A first embodiment of the heat pipe circuit board according to the present invention is a heat pipe circuit board comprising: a heat pipe; at least one insulating layer; a circuit pattern provided on a surface of or inside said at least one insulating layer; and electronic components being mounted on said heat pipe on said insulating layer.
A second embodiment of the heat pipe circuit board according to the present invention is a heat pipe circuit board in which said heat pipe is formed by jointing two plate members by friction stir welding, at least one of said two plate members being provided with a recess portion which is a fluid channel of a working fluid.
A third embodiment of the heat pipe circuit board according to the present invention is a heat pipe circuit board in which said at least one insulating layer takes the shape of a sheet or a plate.
A fourth embodiment of the heat pipe circuit board according to the present invention is a heat pipe circuit board in which said at least one insulating layer is formed by a coating.

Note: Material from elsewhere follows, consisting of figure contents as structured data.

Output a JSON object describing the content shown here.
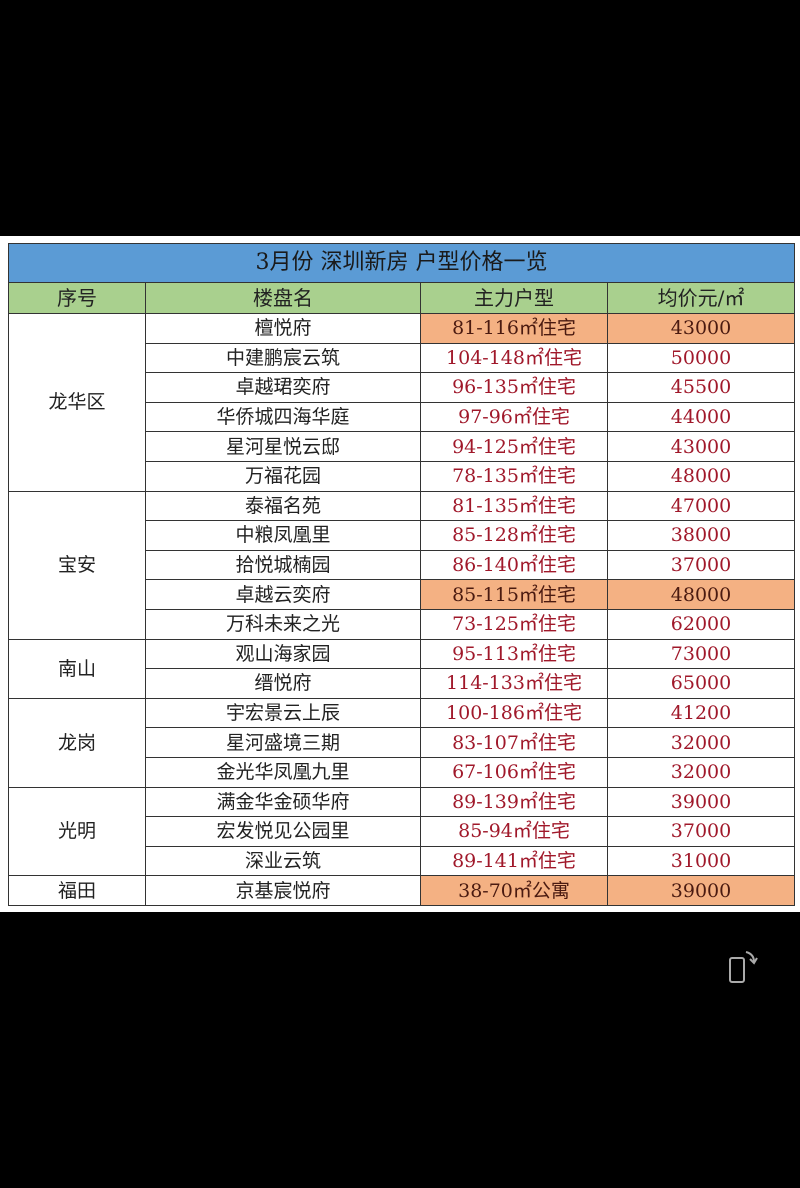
{
  "title": "3月份 深圳新房 户型价格一览",
  "headers": [
    "序号",
    "楼盘名",
    "主力户型",
    "均价元/㎡"
  ],
  "colors": {
    "title_bg": "#5b9bd5",
    "header_bg": "#a9d08e",
    "highlight_bg": "#f4b183",
    "value_text": "#a0182a"
  },
  "groups": [
    {
      "district": "龙华区",
      "rows": [
        {
          "name": "檀悦府",
          "type": "81-116㎡住宅",
          "price": "43000",
          "highlight": true
        },
        {
          "name": "中建鹏宸云筑",
          "type": "104-148㎡住宅",
          "price": "50000"
        },
        {
          "name": "卓越珺奕府",
          "type": "96-135㎡住宅",
          "price": "45500"
        },
        {
          "name": "华侨城四海华庭",
          "type": "97-96㎡住宅",
          "price": "44000"
        },
        {
          "name": "星河星悦云邸",
          "type": "94-125㎡住宅",
          "price": "43000"
        },
        {
          "name": "万福花园",
          "type": "78-135㎡住宅",
          "price": "48000"
        }
      ]
    },
    {
      "district": "宝安",
      "rows": [
        {
          "name": "泰福名苑",
          "type": "81-135㎡住宅",
          "price": "47000"
        },
        {
          "name": "中粮凤凰里",
          "type": "85-128㎡住宅",
          "price": "38000"
        },
        {
          "name": "拾悦城楠园",
          "type": "86-140㎡住宅",
          "price": "37000"
        },
        {
          "name": "卓越云奕府",
          "type": "85-115㎡住宅",
          "price": "48000",
          "highlight": true
        },
        {
          "name": "万科未来之光",
          "type": "73-125㎡住宅",
          "price": "62000"
        }
      ]
    },
    {
      "district": "南山",
      "rows": [
        {
          "name": "观山海家园",
          "type": "95-113㎡住宅",
          "price": "73000"
        },
        {
          "name": "缙悦府",
          "type": "114-133㎡住宅",
          "price": "65000"
        }
      ]
    },
    {
      "district": "龙岗",
      "rows": [
        {
          "name": "宇宏景云上辰",
          "type": "100-186㎡住宅",
          "price": "41200"
        },
        {
          "name": "星河盛境三期",
          "type": "83-107㎡住宅",
          "price": "32000"
        },
        {
          "name": "金光华凤凰九里",
          "type": "67-106㎡住宅",
          "price": "32000"
        }
      ]
    },
    {
      "district": "光明",
      "rows": [
        {
          "name": "满金华金硕华府",
          "type": "89-139㎡住宅",
          "price": "39000"
        },
        {
          "name": "宏发悦见公园里",
          "type": "85-94㎡住宅",
          "price": "37000"
        },
        {
          "name": "深业云筑",
          "type": "89-141㎡住宅",
          "price": "31000"
        }
      ]
    },
    {
      "district": "福田",
      "rows": [
        {
          "name": "京基宸悦府",
          "type": "38-70㎡公寓",
          "price": "39000",
          "highlight": true
        }
      ]
    }
  ],
  "overlay": {
    "icon": "rotate-screen-icon"
  }
}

A fifth embodiment of the heat pipe circuit board according to the present invention is a heat pipe circuit board in which said at least one insulating layer is strong enough to support said electronic components by itself.
A sixth embodiment of the heat pipe circuit board according to the present invention is a heat pipe circuit board in which said heat pipe includes a cooling surface, said cooling surface performing the function of a mounting bracket for mounting said peat pipe on another member.
A first embodiment of the heat pipe circuit board manufacturing method according to the present invention is a heat pipe circuit board manufacturing method wherein two plate members are prepared, at least one of the plate members being provided with a recess portion which is a fluid channel of a working fluid, electronic components being mounted on at least one of the plate members via an insulating layer, and then, the plate members being jointed by friction stir welding.
Another embodiment of the heat pipe circuit board according to the present invention is a heat pipe circuit board in which said electronic components are mounted on said two plate members via said at least one insulating member.
Still another embodiment of the heat pipe circuit board according to the present invention is a heat pipe circuit board in which said electronic components are mounted on either of said two plate members via said at least one insulating member.